The president as entree
Not since former Teamsters boss Jackie Presser was carried into a union convention wearing a toga has there been an entrance quite as comical as Clinton’s arrival in Helsinki. Or make that entree: The wheelchair-confined president was lowered from Air Force One and onto a Finnair catering truck–the best method for getting him to the tarmac, since stairs were obviously out of the question. Yeltsin, by contrast, bounded vigorously down his plane’s steps. The White House had hoped that Clinton would return to his plane on a less garish lift, but, in the end, the same catering truck was used. What really irked the president’s staff, though, was the seating arrangement for the presidents’ press conference. Yeltsin sat inches taller than Clinton because, at the last moment, a platform had been inserted under the Russian president’s chair. Clinton aides never located the culprit.
The fat Finn?
Clinton looked drawn during his long day of Friday meetings with Yeltsin. Maybe a lousy night’s sleep was to blame?
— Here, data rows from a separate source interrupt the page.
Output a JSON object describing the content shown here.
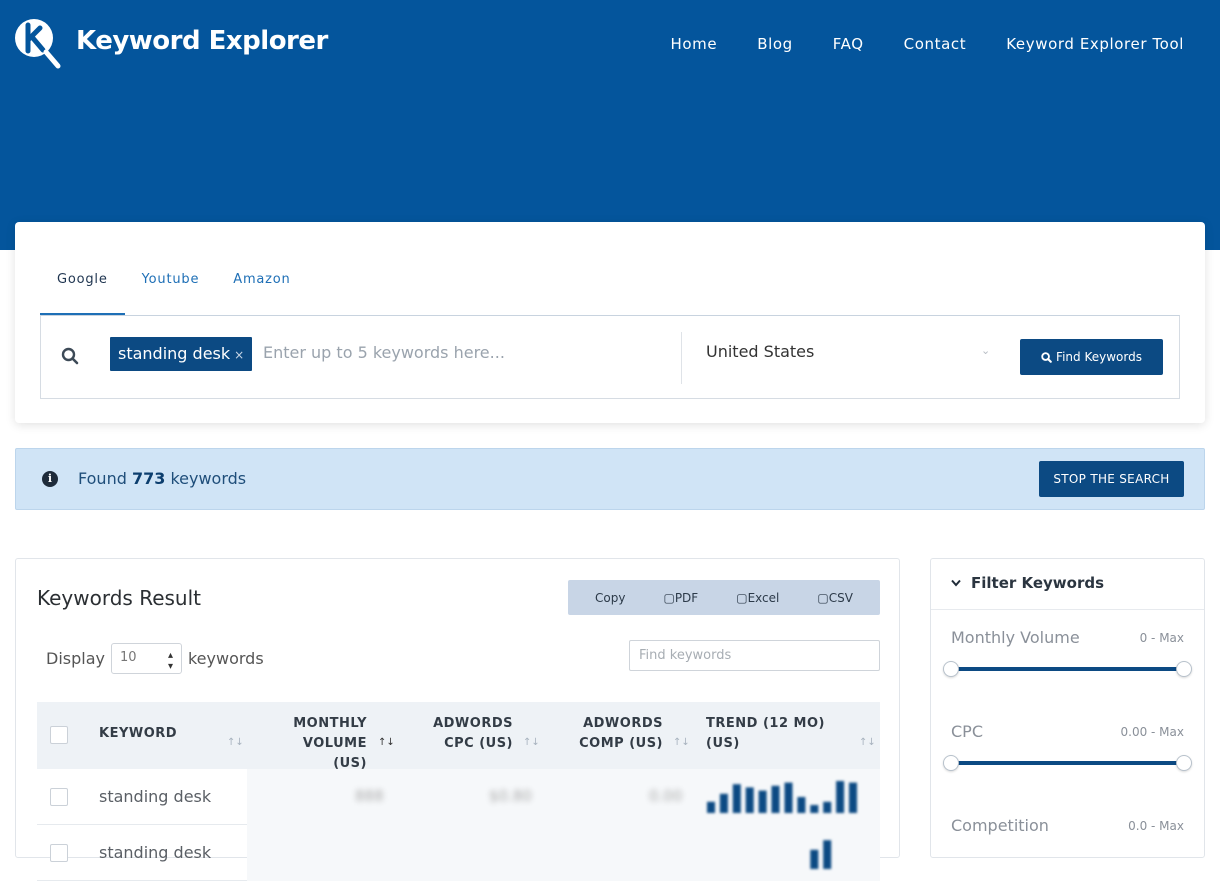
{
  "brand": {
    "name": "Keyword Explorer",
    "colors": {
      "primary": "#04559c",
      "button": "#0c4a83",
      "info_bg": "#d0e4f6"
    }
  },
  "nav": {
    "items": [
      "Home",
      "Blog",
      "FAQ",
      "Contact",
      "Keyword Explorer Tool"
    ]
  },
  "search": {
    "tabs": [
      "Google",
      "Youtube",
      "Amazon"
    ],
    "active_tab": "Google",
    "chip": "standing desk",
    "chip_remove": "×",
    "placeholder": "Enter up to 5 keywords here...",
    "country": "United States",
    "find_button": "Find Keywords"
  },
  "status": {
    "prefix": "Found",
    "count": "773",
    "suffix": "keywords",
    "stop_button": "STOP THE SEARCH"
  },
  "results": {
    "title": "Keywords Result",
    "export": [
      "Copy",
      "PDF",
      "Excel",
      "CSV"
    ],
    "display_label": "Display",
    "display_value": "10",
    "display_suffix": "keywords",
    "find_placeholder": "Find keywords",
    "columns": [
      {
        "line1": "KEYWORD",
        "line2": ""
      },
      {
        "line1": "MONTHLY",
        "line2": "VOLUME (US)"
      },
      {
        "line1": "ADWORDS",
        "line2": "CPC (US)"
      },
      {
        "line1": "ADWORDS",
        "line2": "COMP (US)"
      },
      {
        "line1": "TREND (12 MO)",
        "line2": "(US)"
      }
    ],
    "rows": [
      {
        "keyword": "standing desk",
        "volume": "888",
        "cpc": "$0.80",
        "comp": "0.00",
        "trend": [
          0.35,
          0.6,
          0.9,
          0.8,
          0.7,
          0.85,
          0.95,
          0.5,
          0.25,
          0.35,
          1.0,
          0.95
        ]
      },
      {
        "keyword": "standing desk",
        "volume": "",
        "cpc": "",
        "comp": "",
        "trend": [
          0.0,
          0.0,
          0.0,
          0.0,
          0.0,
          0.0,
          0.0,
          0.0,
          0.6,
          0.9,
          0.0,
          0.0
        ]
      }
    ]
  },
  "filters": {
    "title": "Filter Keywords",
    "items": [
      {
        "label": "Monthly Volume",
        "range": "0 - Max"
      },
      {
        "label": "CPC",
        "range": "0.00 - Max"
      },
      {
        "label": "Competition",
        "range": "0.0 - Max"
      }
    ]
  }
}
The president told Yeltsin that between midnight and 2 a.m. he was kept awake by loud thumping on the hotel ceiling above him. ““Boris, I thought you had hired an extra-large Finn to stomp on my roof.’’ Yeltsin laughed. Press Secretary Mike McCurry blamed clanking pipes from the hotel’s sauna, then later retracted his statement, apologizing to the presidential party’s Finnish hotelier. The likely suspect? Street protesters demanding Latvian entry into NATO.
Spin City
Gone are the days when the Soviet press operation consisted of nyet men in gray suits. The Russian spinmeisters were Helsinki’s hippest. Not only affable and available, they were prompt; U.S. briefings sometimes started hours late. The Russians also were often more straightforward; one even admitted the country’s unemployment was much higher than published figures.
Madame secretary
How was Madeleine Albright’s summit? Clinton and Yeltsin demanded that their aides come up with a deal on missile defense. They succeeded–but only, NEWSWEEK has learned, after Albright played hardball by walking out of her meeting with Russian Foreign Minister Yevgeny Primakov. What made her success even sweeter was that her ex-husband, Joe Albright, a reporter who walked out on her 15 years ago, covered the summit and witnessed her victory. Talk about the summit as therapy.